12:04Il y a donc une possibilité que l'Iran décide de sortir du traité de non-prolifération
12:08et de continuer à développer son programme nucléaire militaire,
12:13mais cette fois-ci de manière beaucoup plus souterraine et beaucoup plus clandestine.
12:17Bon, ça ne veut pas dire qu'il y a une nouvelle course à l'armement nucléaire qui se profile,
12:21qu'on va voir des bombes nucléaires popper dans tous les pays du monde,
12:24mais d'un côté les pays qui l'ont déjà commencent à moderniser leur arsenal,
12:29et de l'autre on observe que la Chine accroît son stock d'armes nucléaires.
12:32Elle est encore en dessous de ce que possèdent les Etats-Unis et la Russie,
12:36mais ça crée une pression aussi du côté américain pour se demander s'il leur faut à nouveau accroître l'arsenal
12:43pour répondre à la menace russe et potentiellement chinoise conjuguée.
12:47Mais aujourd'hui, les Etats-Unis ne sont pas nécessairement une menace
12:50parce qu'ils pourraient augmenter le nombre de leurs armes atomiques.
12:53Non, c'est plutôt parce qu'ils ont à leur tête un homme qui sème les graines du chaos
12:58dans cet équilibre nucléaire pourtant fragile.
13:00La dissuasion nucléaire et le signalement stratégique nucléaire,
13:03ce n'est pas quelque chose qu'il faut être pris à la légère.
13:06Ça se fait à l'aide de discours qui sont censés être très calibrés.
13:11Et cette diplomatie par tweet de Donald Trump, il est en roue libre.
13:16Quand il réagit par exemple au propos de Dmitri Medvedev,
13:19l'ancien Premier ministre et ancien président de la Fédération de Russie,
13:23s'est exprimé sur les réseaux sociaux par rapport au fait que la Russie avait des armes nucléaires
13:29et que potentiellement ils pouvaient aider l'Iran à en construire.
13:33Ce qui n'est pas du tout l'intérêt stratégique de la Russie et ce n'est pas ce qui se fait actuellement.
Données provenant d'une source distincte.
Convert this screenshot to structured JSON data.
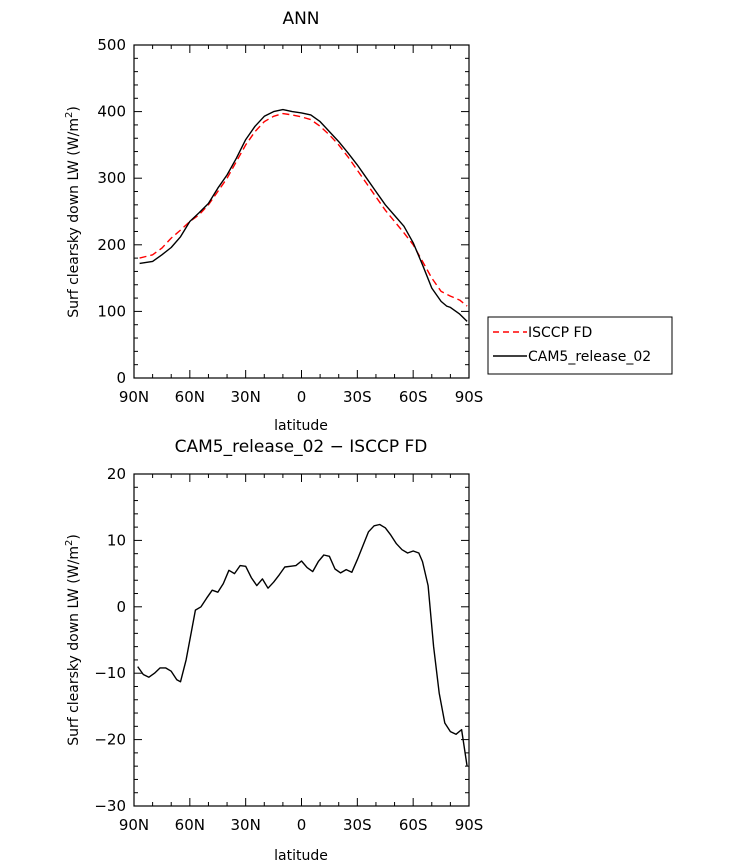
{
  "chart_data": [
    {
      "type": "line",
      "title": "ANN",
      "xlabel": "latitude",
      "ylabel": "Surf clearsky down LW (W/m²)",
      "xticks": [
        "90N",
        "60N",
        "30N",
        "0",
        "30S",
        "60S",
        "90S"
      ],
      "yticks": [
        "0",
        "100",
        "200",
        "300",
        "400",
        "500"
      ],
      "xlim": [
        90,
        -90
      ],
      "ylim": [
        0,
        500
      ],
      "legend_position": "right-outside",
      "series": [
        {
          "name": "ISCCP FD",
          "color": "#ff0000",
          "style": "dashed",
          "x": [
            87,
            80,
            75,
            70,
            65,
            60,
            55,
            50,
            45,
            40,
            35,
            30,
            25,
            20,
            15,
            10,
            5,
            0,
            -5,
            -10,
            -15,
            -20,
            -25,
            -30,
            -35,
            -40,
            -45,
            -50,
            -55,
            -60,
            -65,
            -70,
            -75,
            -80,
            -85,
            -89
          ],
          "y": [
            180,
            185,
            195,
            210,
            222,
            235,
            245,
            260,
            280,
            300,
            325,
            350,
            370,
            385,
            393,
            397,
            395,
            392,
            388,
            378,
            365,
            350,
            332,
            312,
            292,
            272,
            252,
            235,
            218,
            200,
            175,
            150,
            130,
            123,
            117,
            108
          ]
        },
        {
          "name": "CAM5_release_02",
          "color": "#000000",
          "style": "solid",
          "x": [
            87,
            80,
            75,
            70,
            65,
            60,
            55,
            50,
            45,
            40,
            35,
            30,
            25,
            20,
            15,
            10,
            5,
            0,
            -5,
            -10,
            -15,
            -20,
            -25,
            -30,
            -35,
            -40,
            -45,
            -50,
            -55,
            -60,
            -65,
            -70,
            -75,
            -78,
            -80,
            -85,
            -89
          ],
          "y": [
            172,
            175,
            185,
            196,
            212,
            235,
            248,
            262,
            285,
            305,
            330,
            358,
            378,
            393,
            400,
            403,
            400,
            398,
            395,
            385,
            370,
            355,
            338,
            320,
            300,
            280,
            260,
            244,
            228,
            203,
            170,
            135,
            115,
            108,
            106,
            96,
            85
          ]
        }
      ]
    },
    {
      "type": "line",
      "title": "CAM5_release_02 − ISCCP FD",
      "xlabel": "latitude",
      "ylabel": "Surf clearsky down LW (W/m²)",
      "xticks": [
        "90N",
        "60N",
        "30N",
        "0",
        "30S",
        "60S",
        "90S"
      ],
      "yticks": [
        "−30",
        "−20",
        "−10",
        "0",
        "10",
        "20"
      ],
      "xlim": [
        90,
        -90
      ],
      "ylim": [
        -30,
        20
      ],
      "series": [
        {
          "color": "#000000",
          "style": "solid",
          "x": [
            88,
            85,
            82,
            79,
            76,
            73,
            70,
            67,
            65,
            62,
            59,
            57,
            54,
            51,
            48,
            45,
            42,
            39,
            36,
            33,
            30,
            27,
            24,
            21,
            18,
            15,
            12,
            9,
            6,
            3,
            0,
            -3,
            -6,
            -9,
            -12,
            -15,
            -18,
            -21,
            -24,
            -27,
            -30,
            -33,
            -36,
            -39,
            -42,
            -45,
            -48,
            -51,
            -54,
            -57,
            -60,
            -63,
            -65,
            -68,
            -71,
            -74,
            -77,
            -80,
            -83,
            -86,
            -89
          ],
          "y": [
            -9,
            -10.2,
            -10.6,
            -10,
            -9.2,
            -9.2,
            -9.7,
            -11,
            -11.3,
            -8,
            -3.5,
            -0.5,
            0,
            1.3,
            2.5,
            2.2,
            3.5,
            5.5,
            5,
            6.2,
            6.1,
            4.4,
            3.2,
            4.2,
            2.8,
            3.7,
            4.8,
            6,
            6.1,
            6.2,
            6.9,
            5.9,
            5.3,
            6.8,
            7.8,
            7.6,
            5.7,
            5.1,
            5.6,
            5.2,
            7.1,
            9.2,
            11.3,
            12.2,
            12.4,
            11.9,
            10.8,
            9.5,
            8.6,
            8.1,
            8.4,
            8.1,
            6.8,
            3.2,
            -6,
            -13,
            -17.5,
            -18.8,
            -19.2,
            -18.5,
            -24
          ]
        }
      ]
    }
  ]
}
13:38Et Donald Trump, au lieu de laisser couler, parce que vraiment plus personne n'écoute Dmitri Medvedev,
13:44il a réagi à ses propos sur Truth Social en expliquant qu'il était absolument intolérable de dire ça,
13:51mais en parallèle, en rappelant que de toute façon, c'était l'arsenal nucléaire américain
13:56qui était le plus puissant et puis qu'ils avaient une vingtaine de sous-marins nucléaires lanceurs d'engins
14:01qui, le sous-entendu était très clair, qui était prêt à les utiliser contre la Russie
14:06si jamais la Russie voulait aider l'Iran à avoir des armes nucléaires.
14:09Donc on est vraiment sur un niveau, ce que je disais, de désinhibition autour de la parole nucléaire
14:15qui est à mon avis extrêmement grave parce que je pense qu'in fine, ça risque de la transformer un peu
14:22en une sorte de super-arme conventionnelle, ne serait-ce aussi parce qu'on s'éloigne de plus en plus d'Hiroshima et Nagasaki,
14:30ça fait quand même 80 ans cette année, et donc je pense qu'on a de moins en moins en tête
14:35les conséquences humanitaires de l'utilisation d'une arme nucléaire, son potentiel destructeur
14:40et que ça devient en fait un peu une arme comme les autres, alors qu'en fait, ça ne l'est pas du tout.